Hotels.

—For those persons who do not care to camp there are always hotels. During the busy season, however, those in the larger towns which have gained a reputation with the traveling public are usually full to overflowing. Many tourists telegraph ahead, from one to two days, for accommodations. Rooms can be obtained in all the towns but not always bath in connection, or even running water. Throughout the well-settled communities meals and luncheons may be obtained at most any hour. In the sparsely settled regions lunches are put up by the hotels which can be carried in the car for the noonday refreshment, care being taken to reach the next settlement for dinner in the evening.

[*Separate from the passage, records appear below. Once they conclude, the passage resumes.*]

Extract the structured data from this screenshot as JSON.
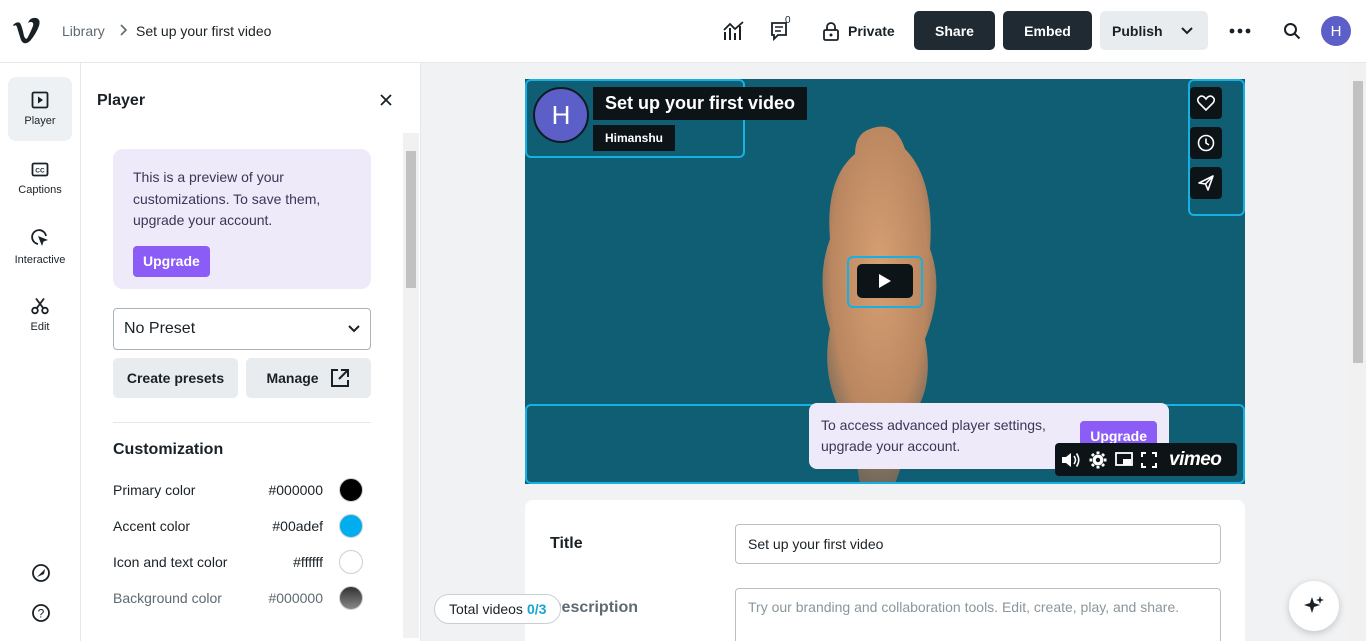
{
  "header": {
    "breadcrumb_library": "Library",
    "breadcrumb_current": "Set up your first video",
    "comments_count": "0",
    "privacy_label": "Private",
    "share_label": "Share",
    "embed_label": "Embed",
    "publish_label": "Publish",
    "avatar_initial": "H"
  },
  "rail": {
    "items": [
      {
        "label": "Player",
        "icon": "player-icon"
      },
      {
        "label": "Captions",
        "icon": "cc-icon"
      },
      {
        "label": "Interactive",
        "icon": "cursor-click-icon"
      },
      {
        "label": "Edit",
        "icon": "scissors-icon"
      }
    ]
  },
  "panel": {
    "title": "Player",
    "promo_text": "This is a preview of your customizations. To save them, upgrade your account.",
    "promo_button": "Upgrade",
    "preset_value": "No Preset",
    "create_presets_label": "Create presets",
    "manage_label": "Manage",
    "customization_title": "Customization",
    "colors": [
      {
        "label": "Primary color",
        "hex": "#000000",
        "swatch": "#000000"
      },
      {
        "label": "Accent color",
        "hex": "#00adef",
        "swatch": "#00adef"
      },
      {
        "label": "Icon and text color",
        "hex": "#ffffff",
        "swatch": "#ffffff"
      },
      {
        "label": "Background color",
        "hex": "#000000",
        "swatch": "#000000"
      }
    ]
  },
  "video": {
    "avatar_initial": "H",
    "title": "Set up your first video",
    "author": "Himanshu",
    "brand": "vimeo",
    "upsell_text": "To access advanced player settings, upgrade your account.",
    "upsell_button": "Upgrade"
  },
  "details": {
    "title_label": "Title",
    "title_value": "Set up your first video",
    "description_label": "Description",
    "description_placeholder": "Try our branding and collaboration tools. Edit, create, play, and share."
  },
  "total_videos": {
    "label": "Total videos",
    "value": "0/3"
  },
  "colors": {
    "accent": "#16b0e2",
    "upgrade": "#8b5cf6",
    "dark_button": "#1f2a33"
  }
}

The evening scene in a popular tourist hotel reminds one of the old wayside inns. There the tourists, usually spruced up for the evening, with the travelers’ camaraderie, are talking, smoking, and enjoying each others’ company.

Parks.

—The great National parks are being used more each year by automobile tourists. Good hotel and camping facilities are available. These parks are set aside by the Government for the preservation of marvelous natural beauty and grandeur, and the government desires that they be used to the utmost by the citizenry. Perhaps 100,000 people will visit the Yellowstone National Park this (1922) season, of which 75 per cent will come by private automobile. Naturally the larger number come from the nearby states, but last year practically all states were represented. Montana sending 2892 and Maine 1. The patronage is likely to continue and grow. Other National parks and the United States Forest Reserves will also receive their share.

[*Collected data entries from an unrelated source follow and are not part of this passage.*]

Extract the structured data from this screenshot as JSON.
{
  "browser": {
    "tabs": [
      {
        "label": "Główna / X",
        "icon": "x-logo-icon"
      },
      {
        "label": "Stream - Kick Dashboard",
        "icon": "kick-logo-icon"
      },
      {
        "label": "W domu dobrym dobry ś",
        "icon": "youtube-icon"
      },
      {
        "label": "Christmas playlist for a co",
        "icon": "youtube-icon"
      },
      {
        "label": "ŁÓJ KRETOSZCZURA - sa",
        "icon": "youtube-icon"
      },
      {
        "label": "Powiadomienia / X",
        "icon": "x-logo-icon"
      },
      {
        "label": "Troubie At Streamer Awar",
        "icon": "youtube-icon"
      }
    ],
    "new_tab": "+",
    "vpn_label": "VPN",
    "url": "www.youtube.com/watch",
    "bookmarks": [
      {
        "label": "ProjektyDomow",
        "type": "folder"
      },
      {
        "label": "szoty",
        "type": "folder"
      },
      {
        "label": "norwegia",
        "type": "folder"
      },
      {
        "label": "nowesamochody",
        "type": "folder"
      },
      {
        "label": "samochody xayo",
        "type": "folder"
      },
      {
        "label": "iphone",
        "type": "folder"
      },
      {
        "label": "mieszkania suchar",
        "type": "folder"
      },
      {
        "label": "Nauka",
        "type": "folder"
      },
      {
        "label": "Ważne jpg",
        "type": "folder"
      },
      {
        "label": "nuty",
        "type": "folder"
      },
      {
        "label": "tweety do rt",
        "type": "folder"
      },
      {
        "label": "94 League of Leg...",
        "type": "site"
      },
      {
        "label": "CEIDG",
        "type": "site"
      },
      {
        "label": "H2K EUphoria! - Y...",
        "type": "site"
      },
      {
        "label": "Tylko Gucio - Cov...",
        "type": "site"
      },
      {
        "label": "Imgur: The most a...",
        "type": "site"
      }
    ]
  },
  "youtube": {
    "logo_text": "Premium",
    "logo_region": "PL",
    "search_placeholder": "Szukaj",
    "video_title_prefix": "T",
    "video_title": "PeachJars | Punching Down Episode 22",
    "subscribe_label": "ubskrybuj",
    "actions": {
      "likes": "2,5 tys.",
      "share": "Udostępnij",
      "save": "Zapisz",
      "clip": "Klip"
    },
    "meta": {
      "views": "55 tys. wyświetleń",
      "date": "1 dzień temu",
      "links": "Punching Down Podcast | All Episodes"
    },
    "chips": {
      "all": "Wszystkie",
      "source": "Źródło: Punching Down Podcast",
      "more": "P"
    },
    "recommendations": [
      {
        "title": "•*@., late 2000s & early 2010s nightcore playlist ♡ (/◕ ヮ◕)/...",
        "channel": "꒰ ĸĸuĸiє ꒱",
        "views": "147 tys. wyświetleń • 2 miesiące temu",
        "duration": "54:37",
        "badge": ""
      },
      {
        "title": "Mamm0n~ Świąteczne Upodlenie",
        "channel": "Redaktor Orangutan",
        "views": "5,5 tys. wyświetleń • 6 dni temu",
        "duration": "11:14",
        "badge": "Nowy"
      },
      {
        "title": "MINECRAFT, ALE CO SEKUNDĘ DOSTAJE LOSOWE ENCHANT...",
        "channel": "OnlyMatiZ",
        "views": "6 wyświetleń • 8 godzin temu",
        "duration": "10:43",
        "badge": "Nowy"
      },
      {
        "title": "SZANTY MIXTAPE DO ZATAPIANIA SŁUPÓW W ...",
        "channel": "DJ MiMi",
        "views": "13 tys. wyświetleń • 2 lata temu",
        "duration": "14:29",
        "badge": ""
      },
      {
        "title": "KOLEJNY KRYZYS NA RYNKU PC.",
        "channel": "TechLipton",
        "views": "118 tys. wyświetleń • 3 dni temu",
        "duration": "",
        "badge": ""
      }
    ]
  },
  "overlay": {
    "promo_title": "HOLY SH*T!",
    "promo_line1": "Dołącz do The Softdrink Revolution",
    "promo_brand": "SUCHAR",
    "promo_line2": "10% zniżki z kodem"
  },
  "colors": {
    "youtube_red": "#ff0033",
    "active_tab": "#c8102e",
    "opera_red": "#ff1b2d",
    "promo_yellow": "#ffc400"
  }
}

Several states are beginning to recognize the need for play and recreational grounds. New York has built a magnificent automobile road up the Bronx River Parkway Drive and through the Adirondacks, and the State Conservation Commission has built along these highways many stone fireplaces for the special use of motorists. Colorado is building an automobile road up Mount Evans, thus heading off private parties who wished Government permission to build a toll road. Michigan will develop tourist roads to attract the summer traveler. The field secretary of the State Good Roads Association maintains that such roads will bring an annual revenue to Michigan of $75,000,000 to $100,000,000 annually through the resort trade. Scarcely a state but has some attraction to the tourist; it would be well to make its advantages known to the public that they might be enjoyed to their fullest extent.

Information.

—The last sentence brings us to an important topic. The tourist at the present time inquires at the nearest garage or hotel for information relative to routes and condition of roads, detours, accommodations, etc. This is well, but all these people do not have at hand a knowledge of the information sought, so the traveler must pass on and trust to luck that he may get through. Chambers of Commerce and automobile clubs have endeavored to fill the want, and in the Middle West these places are sought by hundreds of people daily. Some of the large newspapers have drawn on their advantageous news-gathering facilities and publish each morning a statement of road conditions and detours.

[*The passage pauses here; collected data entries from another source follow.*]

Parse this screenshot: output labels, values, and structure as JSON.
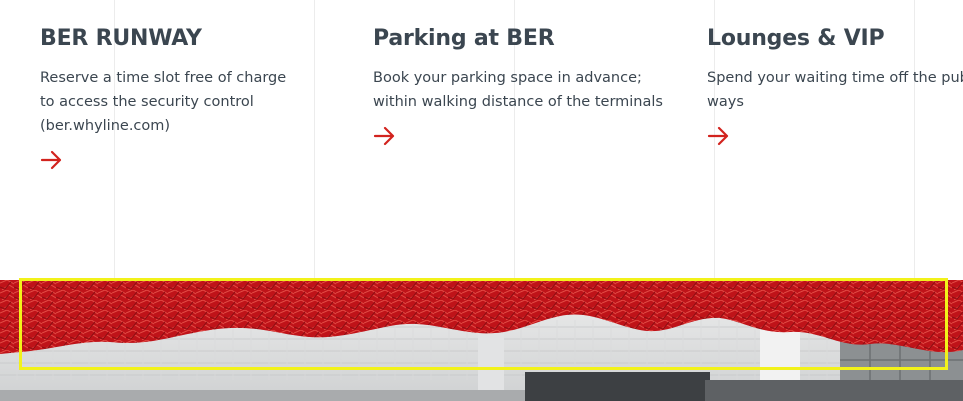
{
  "cards": [
    {
      "title": "BER RUNWAY",
      "description": "Reserve a time slot free of charge to access the security control (ber.whyline.com)",
      "arrow_icon": "arrow-right-icon"
    },
    {
      "title": "Parking at BER",
      "description": "Book your parking space in advance; within walking distance of the terminals",
      "arrow_icon": "arrow-right-icon"
    },
    {
      "title": "Lounges & VIP",
      "description": "Spend your waiting time off the public ways",
      "arrow_icon": "arrow-right-icon"
    }
  ],
  "colors": {
    "accent": "#d2231e",
    "text": "#3b4650",
    "sculpture_red": "#c8151b",
    "highlight": "#f2f21a"
  }
}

The Minneapolis Journal says that when it established its bureau of travel and resort information, “the new agency was overwhelmed from the start with eager inquirers for facts and advice.” Information is the one thing that a tourist fairly yearns for, even more than for food, gas, and oil; he knows where to go to satisfy these wants. The manager of the Journal, Perry S. Williams, who is also vice-president of the Associated Advertising Clubs of the World, has in mind a plan for “dotting the whole countryside with little information bureaus, where the traveler can learn what’s what and feel easy in relying on what he learns. Every community under this plan is to have its own bureau and to make it easily accessible to the wanderer.”

But the state of Wisconsin which has long been among the foremost in the development of new road ideas, has beaten them to it, for already the Commission conducts a department of “Highway Information Service.” A blueprint map of the state trunk highway system is furnished weekly to all subscribers. The map shows the type of road on every mile of the system, the location of all construction jobs and of all detours and the condition of the detours. The map is revised weekly. Information up to Tuesday is mapped and in the hands of subscribers by Thursday, in time to supply information for week-end motor trips. This information is sold by the state to hotels, commercial associations, automobile clubs, garages, and other places where touring information is sought. The map is 54 by 60 inches in size and mounted on a frame or bulletin board to be placed in a conspicuous place. A charge of ten dollars is made for this service for the season from June 1 to September 15. The charge barely covers the cost of blueprinting.